Although small in scale, the exceptional quality of the construction of the bath building and its lavish decoration, which included frescoes on the walls as well, attests to the wealth and taste of prosperous landowners in the countryside surrounding Antioch. The mosaic floors of the Bath of Apolausis illustrate themes that in late antiquity related to the beneficial effects of the baths, whose revitalizing waters could give pleasure and relieve pain.7 The octagonal room and the adjoining apsidal room to the west were each decorated with an elaborate mosaic floor depicting a female bust. The figures are identified by inscriptions as the Greek personifications of Soteria (see fig. 19) (Salvation) and Apolausis (see fig. 20) (Enjoyment), qualities closely associated with the building.8 Antioch’s many sources of water—the Mediterranean Sea, the Orontes River, and especially the natural springs and pools at nearby Daphne, known for their healing properties—greatly enhanced the city’s reputation for providing a luxurious quality of life. The leisure activities offered by public baths are praised by the fourth-century AD orator Libanius in his tribute to Antioch, which he describes as having the most beautiful and abundant waters of all cities, and therefore the finest baths.9

Comparanda

Representations of the central image on the Getty’s mosaic floor, a crouching hare or rabbit feeding on fruit, appear as early as the first century AD in Roman wall paintings.10 The diffusion of the motif is evident in mosaics found in a variety of contexts throughout the Roman Empire, dating from the third through the fifth century AD. In addition to the public bath building near Antioch, where the Getty mosaic was discovered, the image appears in mosaics from the basilicas at Aquileia in northern Italy and the hall of a public building at Sepphoris in Israel.11 This theme was also popular in private settings—for example, an elaborate mosaic floor decorating the reception hall of a large villa at Lydda (present-day Lod) also in Israel. Mosaics from wealthy Roman villas at Corinium Dobunnorum (present-day Cirencester) in Britain and at Thysdrus (present-day El Djem) and Hadrumetum (present-day Sousse) in Tunisia depict similar scenes.12 Hares with fruit frequently are found in vine-rinceau borders, as in the mosaic from the House of the Bird-Rinceau at Antioch, which includes birds, hares, and other animals within scrolls, between leaves and bunches of grapes.13 The significance of the motif is not always clear, but it may relate to the cycle of life, as hares and rabbits are often associated with vitality and fertility.14 This symbolic meaning, appropriate also in the decoration of the Bath of Apolausis and its reference to the good life, may have contributed to the continued use of the image in later Christian iconography, which centered on themes of eternal life.

Condition

The mosaic is mostly intact. A section (approximately 92 × 150 cm) on the left end of the mosaic is missing, however, and was reconstructed with concrete fill. The area of loss includes nearly all of one of the two rectangular panels with lozenge decorations.

Bibliography

Stillwell 1941, 19–23, fig. 21, 182–83, no. 123; Levi 1947, 304–5, plates 68b and 121a–b; Vermeule and Neuerburg 1973, 55, no. 116; Jones 1981, 20, M143, A–E; Balty 1995, 92–93; Cimok 2000, 238.

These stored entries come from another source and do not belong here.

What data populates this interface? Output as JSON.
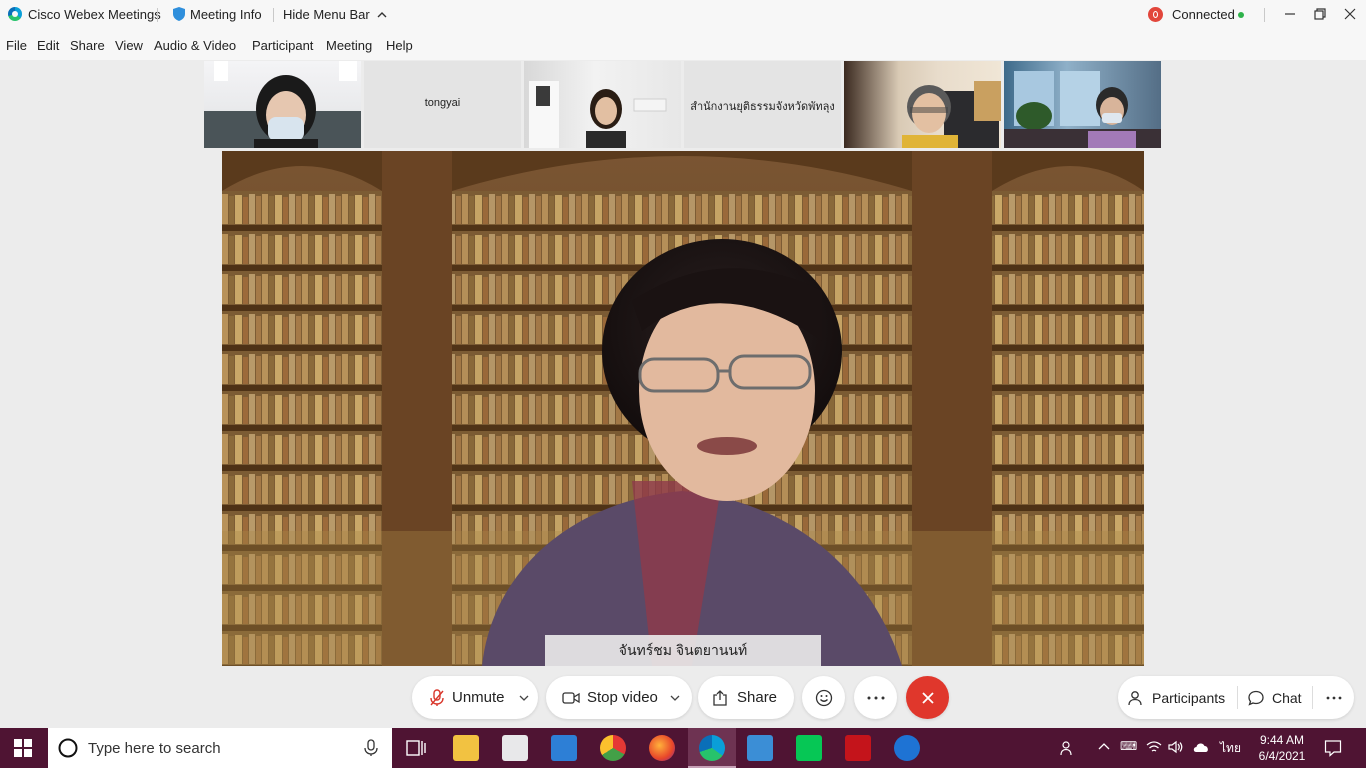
{
  "titlebar": {
    "app_name": "Cisco Webex Meetings",
    "meeting_info": "Meeting Info",
    "hide_menu": "Hide Menu Bar",
    "status": "Connected"
  },
  "menu": [
    "File",
    "Edit",
    "Share",
    "View",
    "Audio & Video",
    "Participant",
    "Meeting",
    "Help"
  ],
  "filmstrip": {
    "names": [
      "tongyai",
      "สำนักงานยุติธรรมจังหวัดพัทลุง"
    ]
  },
  "active_speaker": "จันทร์ชม จินตยานนท์",
  "controls": {
    "unmute": "Unmute",
    "stop_video": "Stop video",
    "share": "Share",
    "participants": "Participants",
    "chat": "Chat"
  },
  "taskbar": {
    "search_placeholder": "Type here to search",
    "language": "ไทย",
    "time": "9:44 AM",
    "date": "6/4/2021"
  },
  "colors": {
    "end_call": "#e0372c",
    "taskbar": "#4f1433",
    "connected": "#2eb24a"
  }
}
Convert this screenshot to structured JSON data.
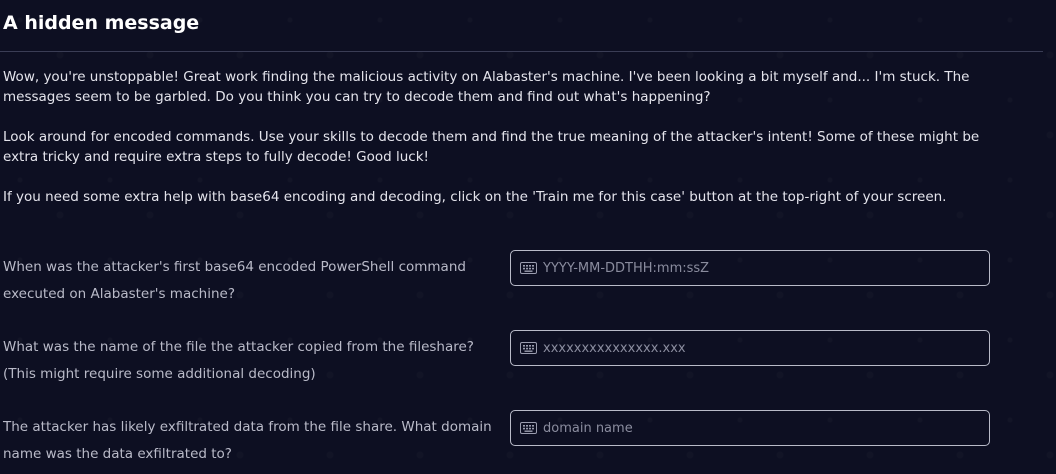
{
  "page": {
    "title": "A hidden message"
  },
  "intro": {
    "paragraph_1": "Wow, you're unstoppable! Great work finding the malicious activity on Alabaster's machine. I've been looking a bit myself and... I'm stuck. The messages seem to be garbled. Do you think you can try to decode them and find out what's happening?",
    "paragraph_2": "Look around for encoded commands. Use your skills to decode them and find the true meaning of the attacker's intent! Some of these might be extra tricky and require extra steps to fully decode! Good luck!",
    "paragraph_3": "If you need some extra help with base64 encoding and decoding, click on the 'Train me for this case' button at the top-right of your screen."
  },
  "questions": [
    {
      "label": "When was the attacker's first base64 encoded PowerShell command executed on Alabaster's machine?",
      "placeholder": "YYYY-MM-DDTHH:mm:ssZ",
      "value": ""
    },
    {
      "label": "What was the name of the file the attacker copied from the fileshare? (This might require some additional decoding)",
      "placeholder": "xxxxxxxxxxxxxxx.xxx",
      "value": ""
    },
    {
      "label": "The attacker has likely exfiltrated data from the file share. What domain name was the data exfiltrated to?",
      "placeholder": "domain name",
      "value": ""
    }
  ],
  "icons": {
    "input_prefix": "keyboard-icon"
  },
  "colors": {
    "background": "#0d0f22",
    "text": "#e4e4ec",
    "label": "#b9bac8",
    "border": "#b8bac8",
    "placeholder": "#8a8c9e"
  }
}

  1. The campaigns were undertaken from 1932 to 1939. At the time, the Department of Syrian Antiquities permitted the sponsors of the excavations to export the mosaics. The excavation report was published in Stillwell 1941, 19–23, fig. 21, 182–83, no. 123. 

  2. Levi suggests a date of ca. AD 400, based on coins dating to the second half of the fourth century AD; see Levi 1947, 304, 626. Balty supports this on the basis of stylistic comparisons with other mosaic pavements of the region—particularly those from the Church of Khirbet Muqa in Apamea (AD 394/395); see Balty 1995, 92, and especially 89–93, for additional discussion and references. 

  3. Compare the image of the Getty mosaic in cat. 7 with the state of the mosaic in situ in fig. 17

  4. For additional examples from Antioch that may imitate this style, see Levi 1947, e.g., plates 73, 81, 109, 113. Balty also compares the patterns of additional mosaics in the Bath of Apolausis with pavements from other locations in Syria; see Balty 1995, 92–93. For a general catalogue of mosaic patterns at Antioch, see Campbell 1988, 85–100. 

  5. For more on baths and bathing in Roman Antioch, see Yegül 2000, 146–51. 

  6. The bath building formed the northern part of a courtyard, and a number of additional residential complexes were discovered to the east and the south; see Stillwell 1941, 19–23. 

  7. Personifications of abstract concepts, often associated with the function of the buildings they decorated, appear frequently in mosaics of the Eastern Roman Empire during this period. In another example from Antioch, a personification of Ananeosis (Renewal) may celebrate the restoration of the building in which it appeared; see Levi 1947, 320–21, plate 73. 

  8. The mosaic of Soteria is now in the Hatay Archaeological Museum in Antakya, Turkey (inv. no. 977, excavation no. 5287-M82A). The Apolausis mosaic is at Dumbarton Oaks Research Library and Collection (BZ.138.72). The use of Greek inscriptions to name figures is a common feature of mosaics. Personifications were ubiquitous in the fifth century AD, and the similarities between busts may have required labels to distinguish the various abstract concepts portrayed. 

  9. Libanius, Oration, 11.244–45. 

  10. A wall painting from Herculaneum showing a hare crouching beside figs is now in the Museo Archeologico Nazionale di Napoli (inv. no. 8630). This motif also appears in paintings in tombs—for example, a tomb discovered in Rome between the Appian Way and the Via Latina—see Reinach 1922, 364, 11. 

  11. For the basilicas at Aquileia (fourth century AD), see Cecchelli 1933, plate 17, 1 (North Basilica, campata V), and plate 37, 1 (South Basilica, campata III). For the third-century AD Roman public building at Sepphoris, see Talgam and Weiss 2004, 1–2, figs. 1, 2. 

  12. For the villa at Lod (fourth century AD), see Talgam and Weiss 2004, 12–13, fig. 13. For the mosaic from the villa at Corinium Dobunnorum (fourth century AD), found during the excavations at Beeches Road in 1971, see McWhirr 1986, 81, fig. 67 (now in the Corinium Museum, Cirencester). For the individual panel of a threshold mosaic at El Djem, see Inv. Tunisie, suppl., no. 71c, and for the mosaic with dancing satyrs and nymphs at Sousse, see Inv. Tunisie, no. 155. 

  13. Levi dates this mosaic to the second quarter of the sixth century AD; see Levi 1947, plates 91–92. For additional examples dating from the Byzantine period, see Hachlili 2009, 154, figs. 7-2a–c. 

  14. Hares, prized hunting quarry well known for their fertility, were frequently depicted as an attribute of Aphrodite and served as a gift between lovers.